Mesmo com participação relativa dos servidores municipais no total do funcionalismo público chegando a 60%, principalmente em razão da multiplicação de municípios, que passou de 4.182 (1987) para 5.570 (atualmente), o número de servidores, incluindo as três esferas de governo, não é extraordinariamente alto, em comparação com o de outros países. Considerando-se outras federações, como Estados Unidos, Canadá e Austrália, o número de servidores em relação ao PIB no Brasil é menor. O tamanho não é o problema.

A remuneração, sim, é a questão, pois apresenta crescimento expressivo, mesmo sem considerar o explosivo aumento com as despesas com aposentadorias e pensões.

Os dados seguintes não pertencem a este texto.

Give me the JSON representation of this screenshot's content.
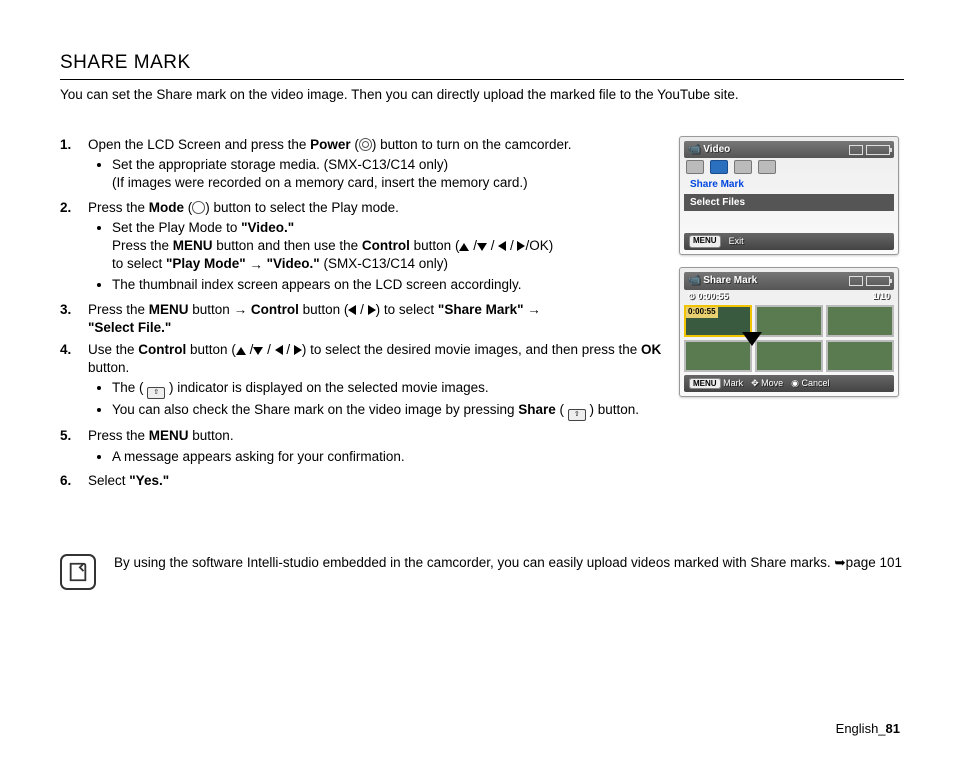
{
  "title": "SHARE MARK",
  "intro": "You can set the Share mark on the video image. Then you can directly upload the marked file to the YouTube site.",
  "steps": {
    "s1": {
      "pre": "Open the LCD Screen and press the ",
      "power": "Power",
      "post": " button to turn on the camcorder.",
      "b1": "Set the appropriate storage media. (SMX-C13/C14 only)",
      "b1sub": "(If images were recorded on a memory card, insert the memory card.)"
    },
    "s2": {
      "pre": "Press the ",
      "mode": "Mode",
      "post": " button to select the Play mode.",
      "b1pre": "Set the Play Mode to ",
      "b1val": "\"Video.\"",
      "b1sub1a": "Press the ",
      "b1sub1b": "MENU",
      "b1sub1c": " button and then use the ",
      "b1sub1d": "Control",
      "b1sub1e": " button (",
      "b1sub2a": "to select ",
      "b1sub2b": "\"Play Mode\"",
      "b1sub2c": "\"Video.\"",
      "b1sub2d": " (SMX-C13/C14 only)",
      "oksuffix": "/OK)",
      "b2": "The thumbnail index screen appears on the LCD screen accordingly."
    },
    "s3": {
      "pre": "Press the ",
      "menu": "MENU",
      "mid1": " button ",
      "ctrl": "Control",
      "mid2": " button (",
      "mid3": ") to select ",
      "sm": "\"Share Mark\"",
      "sf": "\"Select File.\""
    },
    "s4": {
      "pre": "Use the ",
      "ctrl": "Control",
      "mid": " button (",
      "post": ") to select the desired movie images, and then press the ",
      "ok": "OK",
      "post2": " button.",
      "b1a": "The ( ",
      "b1b": " ) indicator is displayed on the selected movie images.",
      "b2a": "You can also check the Share mark on the video image by pressing ",
      "b2b": "Share",
      "b2c": " ( ",
      "b2d": " ) button."
    },
    "s5": {
      "pre": "Press the ",
      "menu": "MENU",
      "post": " button.",
      "b1": "A message appears asking for your confirmation."
    },
    "s6": {
      "pre": "Select ",
      "yes": "\"Yes.\""
    }
  },
  "screen1": {
    "title": "Video",
    "item1": "Share Mark",
    "item2": "Select Files",
    "exit": "Exit"
  },
  "screen2": {
    "title": "Share Mark",
    "dur": "0:00:55",
    "count": "1/10",
    "mark": "Mark",
    "move": "Move",
    "cancel": "Cancel"
  },
  "note": "By using the software Intelli-studio embedded in the camcorder, you can easily upload videos marked with Share marks. ➥page 101",
  "footer": {
    "lang": "English_",
    "page": "81"
  }
}
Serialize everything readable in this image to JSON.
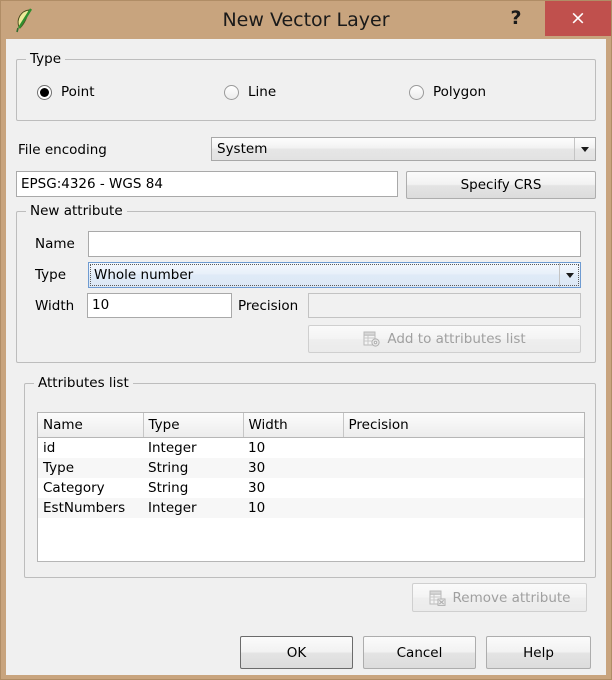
{
  "window": {
    "title": "New Vector Layer",
    "app_icon": "qgis-leaf-icon",
    "help_icon": "?",
    "close_icon": "×",
    "frame_color": "#c8a47e",
    "close_color": "#c0504d"
  },
  "type_group": {
    "title": "Type",
    "options": [
      {
        "label": "Point",
        "checked": true
      },
      {
        "label": "Line",
        "checked": false
      },
      {
        "label": "Polygon",
        "checked": false
      }
    ]
  },
  "encoding": {
    "label": "File encoding",
    "value": "System"
  },
  "crs": {
    "value": "EPSG:4326 - WGS 84",
    "button_label": "Specify CRS"
  },
  "new_attribute": {
    "title": "New attribute",
    "name_label": "Name",
    "name_value": "",
    "name_placeholder": "",
    "type_label": "Type",
    "type_value": "Whole number",
    "width_label": "Width",
    "width_value": "10",
    "precision_label": "Precision",
    "precision_value": "",
    "add_button_label": "Add to attributes list",
    "add_button_icon": "add-table-row-icon",
    "add_button_enabled": false
  },
  "attributes_list": {
    "title": "Attributes list",
    "columns": [
      "Name",
      "Type",
      "Width",
      "Precision"
    ],
    "rows": [
      {
        "name": "id",
        "type": "Integer",
        "width": "10",
        "precision": ""
      },
      {
        "name": "Type",
        "type": "String",
        "width": "30",
        "precision": ""
      },
      {
        "name": "Category",
        "type": "String",
        "width": "30",
        "precision": ""
      },
      {
        "name": "EstNumbers",
        "type": "Integer",
        "width": "10",
        "precision": ""
      }
    ],
    "remove_button_label": "Remove attribute",
    "remove_button_icon": "remove-table-row-icon",
    "remove_button_enabled": false
  },
  "footer": {
    "ok_label": "OK",
    "cancel_label": "Cancel",
    "help_label": "Help"
  }
}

Entre 1986 e 2017, a remuneração média mensal dos servidores da União acumulou ganho de 84%, enquanto a dos estaduais, 39%, e a dos municipais, 41%. Entre os Poderes, a remuneração média mensal é maior no Ministério Público e no Judiciário e menor no Executivo.

A remuneração no setor público supera a do setor privado em 84%, hiato superior entre todos os países. Do lado dos servidores públicos, a ampliação do prêmio salarial resulta de aumentos em consequência dos critérios de reajustes automáticos, indexações, reorganização e proliferação de carreiras e da autonomia de gestão orçamentária dos Poderes, sem correspondentes ganhos de produtividade ou aumentos da receita pública; do lado dos servidores do setor privado, resulta da contenção de seus salários, em decorrência da estagnação da produtividade e dos efeitos da crise econômica.

Medidas que poderiam afetar de imediato os gastos públicos com pessoal já estão previstas na Lei Complementar 103/2020, que vedou até o final de 2021 à União e aos Estados e municípios que concedam aumento, reajuste ou adequação de remuneração e que criem cargo, emprego ou função que implique aumento de despesa, na PEC 198/2019 (reforma emergencial) e no projeto de lei que proíbe os supersalários. Basta cumprir o que já está em vigor e aprovar o que falta ser aprovado.

A reforma administrativa terá enorme valor, além de seu impacto fiscal no médio e longo prazos, se resultar em um novo paradigma de gestão de pessoas, que contribua efetivamente para melhorar a produtividade e a eficácia do Estado e para reduzir as desigualdades do país. É com essa visão que ela deve ser discutida. Não se deve esperar dela aquilo que ela não poderá entregar.